Buhler finds Anderson's move "curious. I hope he's not out shopping to get the answer he wants." The city has a perfectly good attorney in Cutler, and we all have to abide by the law as he interprets it, Buhler said.
Cutler says his opinion, three months in the writing, is based on case law and philosophical issues and makes clear the differences between mayoral authority and the City Council's legislative powers.
The mayor has no authority to usurp the policymaking function of the council, Cutler said. "The question is: At what point does (an executive order) become policymaking?" he said.
Until now Cutler's opinion has been known only to the council and mayor; it's protected by attorney-client privilege. If it says that Anderson overstepped his authority, and the council decides Thursday night to make that opinion public, Cutler said the council could let the three executive orders stand but use the opinion to limit future orders, or file a lawsuit against the mayor. "Or more likely they'll have a discussion," Cutler said.
Councilman Tom Rogan is the optimist in this process. He said the legal opinion presents "an opportunity to improve the working relationship between the council and the mayor. It's an opportunity to collaborate . . . . I hope we approach it that way."
Rogan said he hopes Tomsic and Berman's second opinion is delivered by next week, as he has heard it will be "My preference would be to consider the two opinions together, to sit down . . . and come up with a joint statement. I really think that can be done."
Council Vice Chairman Roger Thompson said any such cooperation would be an improvement. When asked how he thought Cutler's opinion will affect the mayor-council relationship, he said, "There isn't one. That's the point. Rocky does what he wants."
Thompson gave two examples.
"The council spent a lot of time on the ordinance regarding gifts," he said, and it adopted a law forbidding city workers' acceptance of anything valued at more than $50. "Then (Anderson) came into the office, and in an afternoon, without consulting anyone," wrote an executive order overriding that ordinance.

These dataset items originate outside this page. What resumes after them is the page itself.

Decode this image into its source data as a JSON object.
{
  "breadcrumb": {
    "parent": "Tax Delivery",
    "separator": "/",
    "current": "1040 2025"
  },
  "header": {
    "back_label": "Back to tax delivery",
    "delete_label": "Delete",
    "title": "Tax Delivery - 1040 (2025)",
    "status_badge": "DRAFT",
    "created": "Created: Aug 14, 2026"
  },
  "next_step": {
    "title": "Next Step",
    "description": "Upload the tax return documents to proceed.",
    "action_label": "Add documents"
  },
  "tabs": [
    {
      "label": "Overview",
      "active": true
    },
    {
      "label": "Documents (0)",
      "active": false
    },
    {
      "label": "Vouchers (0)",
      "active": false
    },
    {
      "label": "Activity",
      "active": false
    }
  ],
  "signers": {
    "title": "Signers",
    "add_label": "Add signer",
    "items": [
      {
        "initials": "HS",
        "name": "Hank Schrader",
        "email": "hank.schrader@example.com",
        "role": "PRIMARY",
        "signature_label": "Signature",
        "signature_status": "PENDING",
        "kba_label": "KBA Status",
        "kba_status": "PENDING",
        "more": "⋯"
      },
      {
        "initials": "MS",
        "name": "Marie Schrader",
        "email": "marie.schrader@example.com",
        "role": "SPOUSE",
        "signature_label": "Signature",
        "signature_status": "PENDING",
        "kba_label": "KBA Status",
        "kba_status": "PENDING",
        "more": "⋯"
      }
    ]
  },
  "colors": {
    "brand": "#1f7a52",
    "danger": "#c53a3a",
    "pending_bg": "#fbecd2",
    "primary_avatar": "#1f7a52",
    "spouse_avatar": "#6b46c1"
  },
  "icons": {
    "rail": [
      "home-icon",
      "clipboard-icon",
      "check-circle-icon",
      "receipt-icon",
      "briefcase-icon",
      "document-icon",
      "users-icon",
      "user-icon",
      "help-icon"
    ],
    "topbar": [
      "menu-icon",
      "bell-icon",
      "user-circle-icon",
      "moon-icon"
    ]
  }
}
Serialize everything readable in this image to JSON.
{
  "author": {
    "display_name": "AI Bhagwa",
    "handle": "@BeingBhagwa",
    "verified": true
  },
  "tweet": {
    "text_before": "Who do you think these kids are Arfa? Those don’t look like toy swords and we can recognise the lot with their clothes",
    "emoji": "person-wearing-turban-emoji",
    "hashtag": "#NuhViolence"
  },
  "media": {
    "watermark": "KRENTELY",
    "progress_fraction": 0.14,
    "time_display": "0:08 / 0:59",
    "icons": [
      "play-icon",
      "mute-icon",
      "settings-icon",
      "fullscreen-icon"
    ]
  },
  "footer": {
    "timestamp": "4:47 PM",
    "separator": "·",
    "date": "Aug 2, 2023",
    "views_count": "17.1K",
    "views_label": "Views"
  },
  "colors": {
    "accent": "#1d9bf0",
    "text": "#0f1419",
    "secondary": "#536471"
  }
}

The council also adopted an ordinance requiring that hiring decisions be based only on work-related criteria, not on interpersonal relationships. But "no, that wasn't good enough" for the mayor, Thompson said. Anderson's executive order "made a specific category" prohibiting discrimination against homosexuals.
Thompson didn't think a Salt Lake mayor had ever issued orders that had such "broad policy implications." Usually such orders are reserved for times of disaster, he said. For example, when floodwaters came down State Street in 1983 and a tornado hit downtown in 1999, Mayors Ted Wilson and Deedee Corradini signed orders in attempts to keep the city center clear of traffic.
As far as Thompson knows, no natural calamity precipitated Anderson's orders in April.
Both the mayor and council say they hope the two legal opinions from Cutler and Tomsic won't create an even wider rift between the two sides. Most of the council members have "expressed the desire to work collaboratively," Anderson said.
Thompson said he pulled the Grand Salt Lake Mall discussion from Thursday night's agenda because it had originally been scheduled for the council's August meetings. "I didn't want it perceived that we were trying to sneak something by or have a quick and dirty vote."
One hot button is enough for one night, he said, so the council will discuss the mall next Thursday, Aug. 3, and may vote on it Aug. 8. Thompson didn't know whether time would be allotted for public comment specifically on the huge proposed west-side project, but he was sure that people would use the general citizen-comments time to air their mall views.
Like Thompson, Buhler said he's eager to see the mayoral-powers issue settled. "It's important for us all to be on the same sheet as to who has authority to do what . . .. It's not in the interests of Salt Lake to have council and mayor at odds," he said.